Coiffures, courbes, lèvres, quand les stars copient les femmes Noires

En janvier 2018, la star de télé-réalités Kim Kardashian en se tressant façon «tresses Fulani», comme le font les femmes noires, se faisait lapider par les internautes pour avoir fait un clin d’oeil sur un post, à l’actrice Bo Derek coiffée comme elle quarante ans plus tôt. Avec son texto «Bo West»  La fille de Kris Jenner relançait sans le savoir une nouvelle polémique sur la récupération culturelle . Mais cette mode de copier le style des femmes noires ne s’arrêtent pas seulement à Kim Kardashian West.

Les internautes très attentifs à toutes revendications identitaires sur les réseaux sociaux  n’apprécient pas et le font savoir avec virulence quand d’autres, plus tolérants, évoquent les effets du métissage ou d’une liberté créatrice, tout simplement.
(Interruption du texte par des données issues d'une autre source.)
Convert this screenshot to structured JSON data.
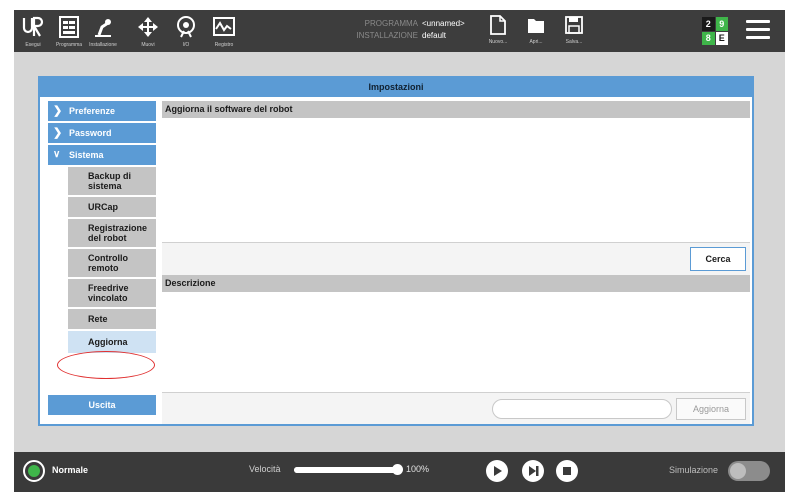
{
  "topbar": {
    "items": [
      {
        "label": "Esegui",
        "icon": "ur-logo-icon"
      },
      {
        "label": "Programma",
        "icon": "program-icon"
      },
      {
        "label": "Installazione",
        "icon": "installation-icon"
      },
      {
        "label": "Muovi",
        "icon": "move-icon"
      },
      {
        "label": "I/O",
        "icon": "io-icon"
      },
      {
        "label": "Registro",
        "icon": "log-icon"
      }
    ],
    "program_key": "PROGRAMMA",
    "program_value": "<unnamed>",
    "installation_key": "INSTALLAZIONE",
    "installation_value": "default",
    "file_buttons": [
      {
        "label": "Nuovo...",
        "icon": "new-file-icon"
      },
      {
        "label": "Apri...",
        "icon": "open-folder-icon"
      },
      {
        "label": "Salva...",
        "icon": "save-icon"
      }
    ],
    "io_status": [
      {
        "text": "2",
        "bg": "#1a1a1a",
        "fg": "#ffffff"
      },
      {
        "text": "9",
        "bg": "#3fb54a",
        "fg": "#ffffff"
      },
      {
        "text": "8",
        "bg": "#3fb54a",
        "fg": "#ffffff"
      },
      {
        "text": "E",
        "bg": "#ffffff",
        "fg": "#1a1a1a"
      }
    ]
  },
  "dialog": {
    "title": "Impostazioni",
    "nav": {
      "preferences": "Preferenze",
      "password": "Password",
      "system": "Sistema",
      "sub_items": [
        "Backup di sistema",
        "URCap",
        "Registrazione del robot",
        "Controllo remoto",
        "Freedrive vincolato",
        "Rete",
        "Aggiorna"
      ],
      "selected": "Aggiorna",
      "exit": "Uscita"
    },
    "content": {
      "update_header": "Aggiorna il software del robot",
      "search_button": "Cerca",
      "description_header": "Descrizione",
      "update_field_value": "",
      "update_button": "Aggiorna"
    }
  },
  "footer": {
    "status": "Normale",
    "status_color": "#3fb54a",
    "speed_label": "Velocità",
    "speed_value": "100%",
    "speed_fraction": 1.0,
    "controls": [
      "play-icon",
      "step-icon",
      "stop-icon"
    ],
    "simulation_label": "Simulazione"
  },
  "colors": {
    "accent": "#5b9bd5",
    "topbar": "#3d3d3d",
    "footer": "#3a3a3a",
    "highlight": "#e03030"
  }
}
Evolution de la mode, enrichissement culturelle ou appropriation culturelle, personne n’est insensible à cette question. En attendant les créateurs, stylistes et coiffeurs de mode, prennent toute liberté avec les coiffures dites africaines, tresses twistées, sur le crâne, libre ou voire même afro sur les «chevelures blanches».

Kim Kardashion West  – Bo Derek actrice dans le film Elle de Blake Edwards (1979)

Les exemples sont nombreux depuis quelques années et sur tous les catwalks, on voit de plus en plus de Top models coiffées de turban, de foulard colorés noués comme le réalisent les expertes du Maré Tèt aux Antilles, en Amérique ou en Afrique.

En septembre 2017, le défilé de Marc Jacobs  illuminait les podiums de la mode avec des couleurs vives agrémentés de turbans et des mannequins caucasiennes aux yeux de Néfertiti.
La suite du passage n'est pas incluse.